The higher α values allow the parameters to evolve slower and the optimal value is around 0.8. This is interesting as it suggests a relative number of observations around 10 rounds, which is the same as the official World Handicap Rating system, it takes your last 10 rounds into account.

ggplot(res350 %>%
         mutate(Alpha = round(Alpha, 3)) %>% 
         filter(Alpha > 0.5), aes(x=Date, y=Exp350)) + 
  geom_point(aes(color = as.factor(Alpha))) + 
  geom_line(aes(color = as.factor(Alpha))) + 
  xlab("") + ylab("Expected Shots") + 
  ggtitle("Expected Shots for a 350y Hole") + 
  theme(legend.position = "bottom") + labs(color="Alpha") + 
  scale_color_manual(values = wes_palette("Moonrise2"))

Alpha comparison

It can be informative to just look at a predicted number of shots for a given distance. Again, the optimal value of 0.822 passes the eye test. What is also interesting is how it suggests that I started very well. This is an artifact of online algorithms as it requires a time to ‘burn in’ before the results start to settle down.

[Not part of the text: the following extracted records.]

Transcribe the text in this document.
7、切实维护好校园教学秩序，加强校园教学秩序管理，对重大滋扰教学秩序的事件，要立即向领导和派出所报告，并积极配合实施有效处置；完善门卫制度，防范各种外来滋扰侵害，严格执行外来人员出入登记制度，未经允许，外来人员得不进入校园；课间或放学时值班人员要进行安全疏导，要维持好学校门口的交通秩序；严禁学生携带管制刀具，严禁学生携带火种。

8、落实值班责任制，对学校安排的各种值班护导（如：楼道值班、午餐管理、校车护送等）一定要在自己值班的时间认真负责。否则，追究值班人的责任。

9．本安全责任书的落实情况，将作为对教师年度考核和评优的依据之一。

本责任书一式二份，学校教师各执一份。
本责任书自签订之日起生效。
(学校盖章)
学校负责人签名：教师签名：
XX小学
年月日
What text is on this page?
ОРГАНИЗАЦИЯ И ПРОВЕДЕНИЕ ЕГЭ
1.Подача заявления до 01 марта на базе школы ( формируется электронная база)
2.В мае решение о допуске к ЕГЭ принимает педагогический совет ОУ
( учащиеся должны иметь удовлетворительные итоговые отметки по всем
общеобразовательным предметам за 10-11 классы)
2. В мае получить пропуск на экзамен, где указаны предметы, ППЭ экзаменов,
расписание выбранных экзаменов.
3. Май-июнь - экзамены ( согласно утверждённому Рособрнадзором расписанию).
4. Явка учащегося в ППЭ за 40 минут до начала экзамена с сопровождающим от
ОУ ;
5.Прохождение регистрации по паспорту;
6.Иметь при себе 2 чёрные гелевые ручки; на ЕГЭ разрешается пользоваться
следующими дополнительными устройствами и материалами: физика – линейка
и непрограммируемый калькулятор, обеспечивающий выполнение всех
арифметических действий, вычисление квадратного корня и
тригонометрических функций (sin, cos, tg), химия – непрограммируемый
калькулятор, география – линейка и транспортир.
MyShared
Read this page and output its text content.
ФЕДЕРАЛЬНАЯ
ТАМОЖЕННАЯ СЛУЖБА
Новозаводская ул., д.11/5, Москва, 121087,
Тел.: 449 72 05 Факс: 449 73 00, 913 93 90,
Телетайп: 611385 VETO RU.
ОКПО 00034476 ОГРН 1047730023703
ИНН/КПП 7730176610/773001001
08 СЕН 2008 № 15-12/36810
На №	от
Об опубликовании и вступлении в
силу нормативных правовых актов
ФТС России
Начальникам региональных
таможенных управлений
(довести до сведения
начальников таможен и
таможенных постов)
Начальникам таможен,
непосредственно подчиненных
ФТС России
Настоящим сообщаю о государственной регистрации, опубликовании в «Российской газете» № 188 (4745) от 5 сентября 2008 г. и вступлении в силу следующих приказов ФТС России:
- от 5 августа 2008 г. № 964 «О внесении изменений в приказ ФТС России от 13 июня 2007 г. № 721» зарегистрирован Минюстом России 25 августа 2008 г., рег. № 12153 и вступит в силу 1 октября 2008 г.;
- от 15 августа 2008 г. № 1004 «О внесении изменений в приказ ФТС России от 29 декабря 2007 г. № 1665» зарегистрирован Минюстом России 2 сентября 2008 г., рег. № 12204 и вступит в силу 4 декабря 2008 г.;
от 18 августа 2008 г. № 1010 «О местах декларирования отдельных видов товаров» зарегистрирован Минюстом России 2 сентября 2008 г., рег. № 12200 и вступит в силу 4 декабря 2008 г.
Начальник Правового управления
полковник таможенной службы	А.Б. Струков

In terms of my performances, I’ve not had a great start to 2022, so here’s hoping to a good 2nd half of the summer before the weather turns.

Conclusion

Overall, I’m just not very good at golf and no amount of analytics will get me on the PGA Tour.

One good output of this model is you can produce a table of expected scores for the different courses you play, which gives you a nice target. It is also a bit more of a flexible handicap. The current handicap system is designed to represent you best possible score on a given day and is more likely to go down as you get better rather than go up. Whereas this model above is fluid and fluctuates with your relative performances.

I would like to apply it to the pro game, but I’ve not been able to find a hole-by-hole result of the pro-tours.